Scott Minerd, the chief investment officer of the multi-billion dollar investment firm Guggenheim Partners, told CNBC on Friday that he thinks that bitcoin could bottom out at $10,000 to $15,000 in its latest swoon.
In the interview, Minerd said that investors shouldn’t be “anxious to be putting money in bitcoin right now" and predicted that bitcoin could spend the next few years trading sideways before the market turns bullish again.
In December, Minerd told Bloomberg that his firm’s fundamental analysis put bitcoin at $400,000. Just weeks after that in January, he told CNBC that there wasn’t enough institutional demand to support bitcoin’s then-all-time-high of $41,000 and that it could retrace to $20,000. In early February, he gave CNN his highest price target for bitcoin yet: $600,000.

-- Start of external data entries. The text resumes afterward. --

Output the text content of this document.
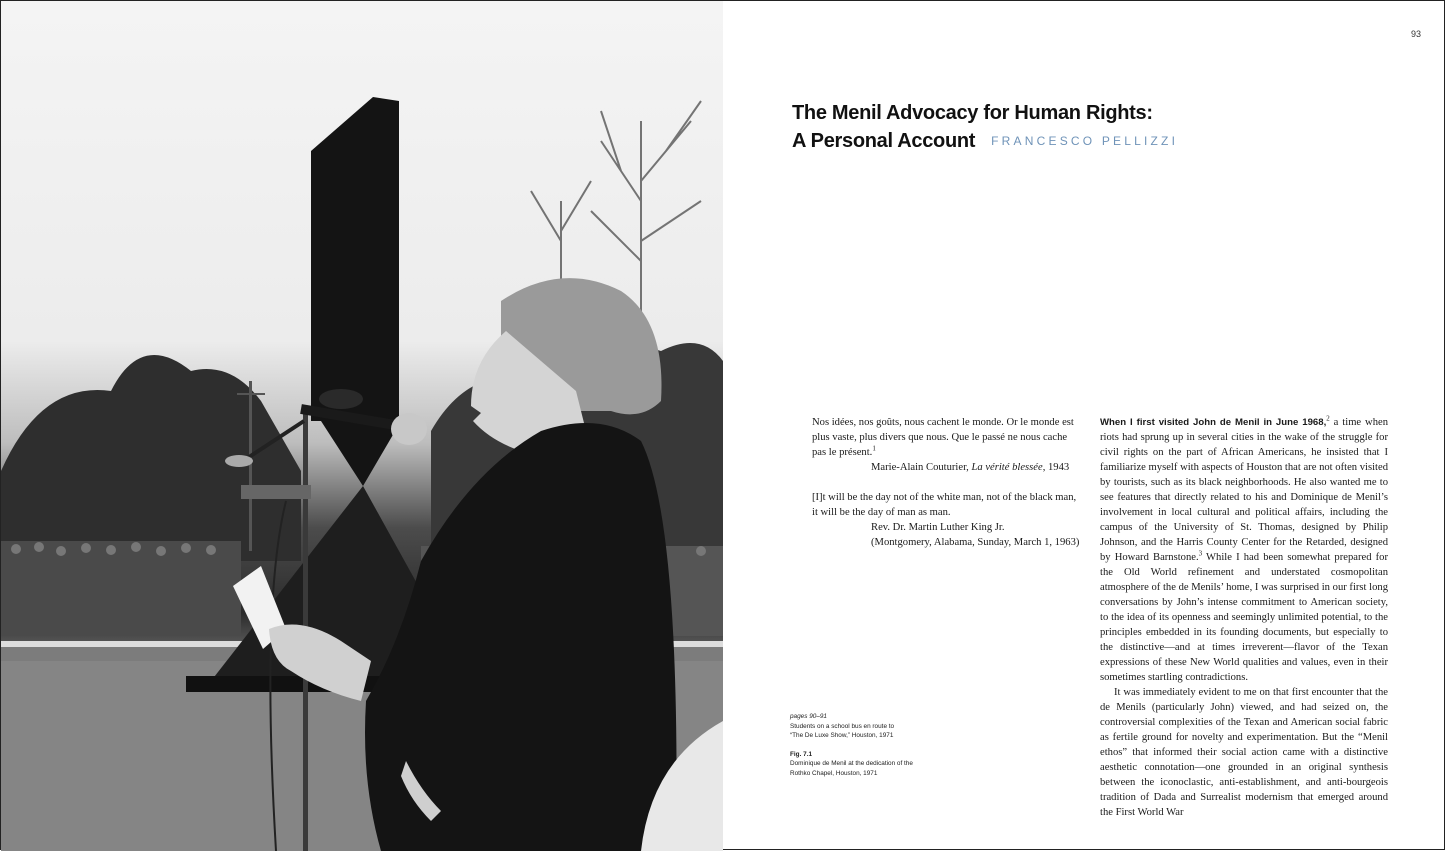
93
The Menil Advocacy for Human Rights:
A Personal Account FRANCESCO PELLIZZI

Nos idées, nos goûts, nous cachent le monde. Or le monde est plus vaste, plus divers que nous. Que le passé ne nous cache pas le présent.$^1$

Marie-Alain Couturier, La vérité blessée, 1943

[I]t will be the day not of the white man, not of the black man, it will be the day of man as man.

Rev. Dr. Martin Luther King Jr.

(Montgomery, Alabama, Sunday, March 1, 1963)

When I first visited John de Menil in June 1968,$^2$ a time when riots had sprung up in several cities in the wake of the struggle for civil rights on the part of African Americans, he insisted that I familiarize myself with aspects of Houston that are not often visited by tourists, such as its black neighborhoods. He also wanted me to see features that directly related to his and Dominique de Menil’s involvement in local cultural and political affairs, including the campus of the University of St. Thomas, designed by Philip Johnson, and the Harris County Center for the Retarded, designed by Howard Barnstone.$^3$ While I had been somewhat prepared for the Old World refinement and understated cosmopolitan atmosphere of the de Menils’ home, I was surprised in our first long conversations by John’s intense commitment to American society, to the idea of its openness and seemingly unlimited potential, to the principles embedded in its founding documents, but especially to the distinctive—and at times irreverent—flavor of the Texan expressions of these New World qualities and values, even in their sometimes startling contradictions.

It was immediately evident to me on that first encounter that the de Menils (particularly John) viewed, and had seized on, the controversial complexities of the Texan and American social fabric as fertile ground for novelty and experimentation. But the “Menil ethos” that informed their social action came with a distinctive aesthetic connotation—one grounded in an original synthesis between the iconoclastic, anti-establishment, and anti-bourgeois tradition of Dada and Surrealist modernism that emerged around the First World War

pages 90–91
Students on a school bus en route to
“The De Luxe Show,” Houston, 1971
Fig. 7.1
Dominique de Menil at the dedication of the
Rothko Chapel, Houston, 1971
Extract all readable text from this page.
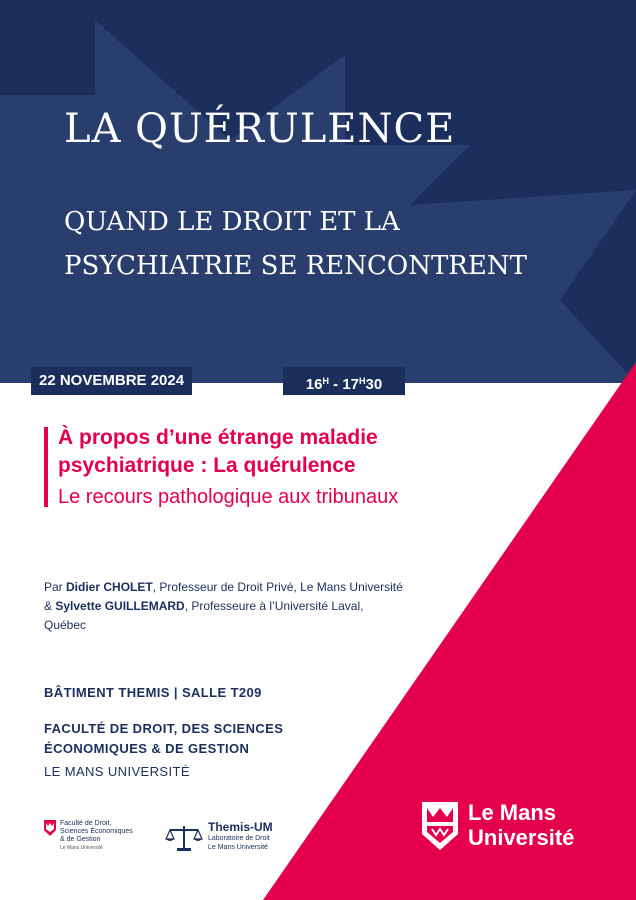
LA QUÉRULENCE
QUAND LE DROIT ET LA
PSYCHIATRIE SE RENCONTRENT
22 NOVEMBRE 2024	$16^H - 17^H30$
À propos d’une étrange maladie
psychiatrique : La quérulence
Le recours pathologique aux tribunaux
Par Didier CHOLET, Professeur de Droit Privé, Le Mans Université
& Sylvette GUILLEMARD, Professeure à l’Université Laval,
Québec
BÂTIMENT THEMIS | SALLE T209
FACULTÉ DE DROIT, DES SCIENCES
ÉCONOMIQUES & DE GESTION
LE MANS UNIVERSITÉ
Faculté de Droit,
Sciences Économiques
& de Gestion
Le Mans Université
Themis-UM
Laboratoire de Droit
Le Mans Université
Le Mans
Université
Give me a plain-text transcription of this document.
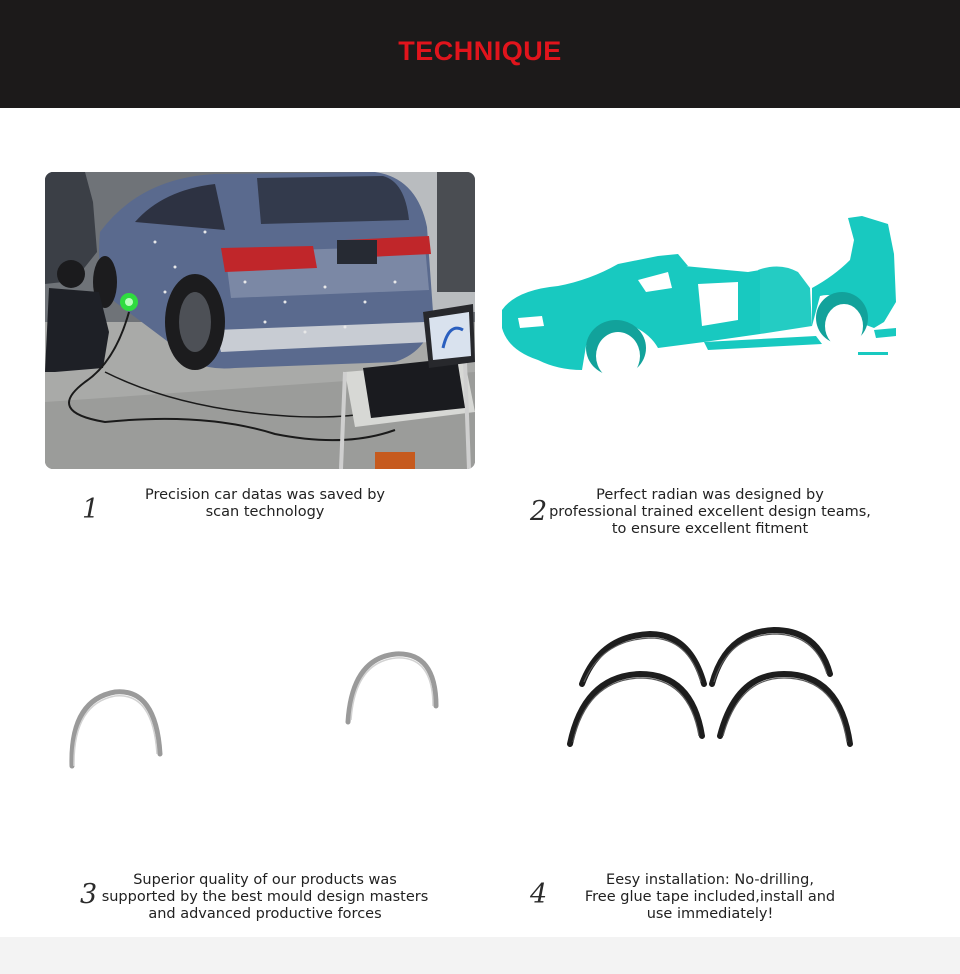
TECHNIQUE
1	Precision car datas was saved by
scan technology	2
Perfect radian was designed by
professional trained excellent design teams,
to ensure excellent fitment
3	Superior quality of our products was
supported by the best mould design masters
and advanced productive forces
4	Eesy installation: No-drilling,
Free glue tape included,install and
use immediately!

In November, shortly before Minerd’s first bullish price prediction, Guggenheim filed an amendment with the U.S. Securities and Exchange Commission (SEC) to be able to invest up to almost $500 million in bitcoin through the Grayscale Bitcoin Trust (GBTC), which is a unit of Digital Currency Group, CoinDesk's parent company.
In May, Minerd tweeted: “Crypto has proven to be Tulipomania” – a reference to the Dutch tulip bulb market bubble in the 1600s, when the market crashed after a period of speculation.
Update: An earlier version of this story implied that Scott Minerd was changing an earlier prediction for bitcoin's price.